The discussion section of the research paper outlines the various types of diabetes, emphasizing the distinct characteristics and implications of Type 1 diabetes (T1D), Type 2 diabetes (T2D), and gestational diabetes (GDM). T1D is identified as an autoimmune condition requiring lifelong insulin therapy, primarily affecting younger populations. In contrast, T2D, which constitutes over 90% of diabetes cases, is linked to insulin resistance and rising obesity rates, highlighting a significant public health concern. GDM, occurring during pregnancy, poses risks to both mothers and infants. The urgency for improved predictive analytics in diabetes management is underscored by alarming projections from the International Diabetes Federation, estimating that 700 million people will have diabetes by 2045.
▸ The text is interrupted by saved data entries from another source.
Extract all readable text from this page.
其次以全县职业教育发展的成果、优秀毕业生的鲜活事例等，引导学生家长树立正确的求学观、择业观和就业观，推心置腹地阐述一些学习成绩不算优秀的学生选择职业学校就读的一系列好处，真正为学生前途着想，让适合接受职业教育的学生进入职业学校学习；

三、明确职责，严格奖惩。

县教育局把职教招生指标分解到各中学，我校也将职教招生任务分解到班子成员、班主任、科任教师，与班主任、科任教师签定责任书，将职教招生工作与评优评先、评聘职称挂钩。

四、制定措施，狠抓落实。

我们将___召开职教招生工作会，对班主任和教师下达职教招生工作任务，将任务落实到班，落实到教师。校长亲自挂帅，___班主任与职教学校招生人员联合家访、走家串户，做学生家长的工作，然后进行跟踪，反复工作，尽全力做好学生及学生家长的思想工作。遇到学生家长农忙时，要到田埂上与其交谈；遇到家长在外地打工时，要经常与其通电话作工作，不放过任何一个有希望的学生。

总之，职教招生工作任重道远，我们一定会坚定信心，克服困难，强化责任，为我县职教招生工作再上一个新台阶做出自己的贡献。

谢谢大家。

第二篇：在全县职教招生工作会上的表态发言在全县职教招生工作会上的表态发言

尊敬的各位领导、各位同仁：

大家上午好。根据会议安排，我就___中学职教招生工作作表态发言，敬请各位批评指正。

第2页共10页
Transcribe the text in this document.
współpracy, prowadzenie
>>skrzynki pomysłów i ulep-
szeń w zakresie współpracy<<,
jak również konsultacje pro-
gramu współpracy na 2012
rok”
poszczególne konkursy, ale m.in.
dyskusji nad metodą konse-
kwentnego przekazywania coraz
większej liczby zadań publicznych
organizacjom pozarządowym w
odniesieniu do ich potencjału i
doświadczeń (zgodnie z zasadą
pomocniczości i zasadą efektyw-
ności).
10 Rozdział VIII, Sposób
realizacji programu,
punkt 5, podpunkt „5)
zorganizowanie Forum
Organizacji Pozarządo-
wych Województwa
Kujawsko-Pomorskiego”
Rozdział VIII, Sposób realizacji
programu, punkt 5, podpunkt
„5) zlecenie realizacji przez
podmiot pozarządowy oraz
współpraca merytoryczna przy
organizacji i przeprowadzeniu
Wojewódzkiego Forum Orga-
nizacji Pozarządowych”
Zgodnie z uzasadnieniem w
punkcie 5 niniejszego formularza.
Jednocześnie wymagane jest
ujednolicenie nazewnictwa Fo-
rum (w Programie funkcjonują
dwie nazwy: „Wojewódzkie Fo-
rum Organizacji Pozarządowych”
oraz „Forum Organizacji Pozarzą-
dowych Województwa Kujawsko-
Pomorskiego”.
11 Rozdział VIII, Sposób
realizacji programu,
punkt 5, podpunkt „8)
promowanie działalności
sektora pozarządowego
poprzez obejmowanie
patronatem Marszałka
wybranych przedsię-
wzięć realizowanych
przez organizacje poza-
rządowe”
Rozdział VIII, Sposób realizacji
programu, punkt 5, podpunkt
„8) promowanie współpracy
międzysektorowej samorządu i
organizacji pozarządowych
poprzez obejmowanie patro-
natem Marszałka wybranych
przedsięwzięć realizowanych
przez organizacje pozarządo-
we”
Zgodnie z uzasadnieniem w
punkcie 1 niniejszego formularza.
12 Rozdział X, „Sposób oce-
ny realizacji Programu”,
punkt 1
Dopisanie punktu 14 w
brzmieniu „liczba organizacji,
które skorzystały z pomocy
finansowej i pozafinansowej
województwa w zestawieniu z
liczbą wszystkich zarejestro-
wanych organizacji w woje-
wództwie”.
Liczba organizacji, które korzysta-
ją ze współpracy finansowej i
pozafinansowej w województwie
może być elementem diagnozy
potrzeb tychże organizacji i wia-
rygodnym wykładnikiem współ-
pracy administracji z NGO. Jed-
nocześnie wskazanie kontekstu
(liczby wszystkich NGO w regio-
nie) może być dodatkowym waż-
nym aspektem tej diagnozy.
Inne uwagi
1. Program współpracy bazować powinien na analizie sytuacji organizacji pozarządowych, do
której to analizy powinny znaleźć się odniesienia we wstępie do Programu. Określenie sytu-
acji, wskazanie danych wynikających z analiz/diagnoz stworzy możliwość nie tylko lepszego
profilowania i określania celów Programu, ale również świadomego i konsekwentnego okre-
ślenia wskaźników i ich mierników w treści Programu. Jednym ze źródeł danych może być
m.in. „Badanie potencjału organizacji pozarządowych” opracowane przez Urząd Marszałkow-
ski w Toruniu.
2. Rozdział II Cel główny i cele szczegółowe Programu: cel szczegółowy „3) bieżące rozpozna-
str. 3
The paper advocates for the use of machine learning techniques (MLT) to enhance diabetes prediction accuracy, addressing limitations in prior studies such as inadequate validation and feature selection. The proposed framework employs four supervised MLTs—Support Vector Machine (SVM), K-Nearest Neighbors (KNN), Naïve Bayes (NB), and Random Forest (RF)—and incorporates robust preprocessing methods, including normalization and exploratory data analysis. Notably, the study achieves a high accuracy of 91.5% with SVM, demonstrating the potential of advanced MLTs in early diabetes detection. The research aims to provide a scalable solution for healthcare professionals, particularly in resource-limited settings, and outlines a roadmap for future studies to extend these methodologies to other diseases.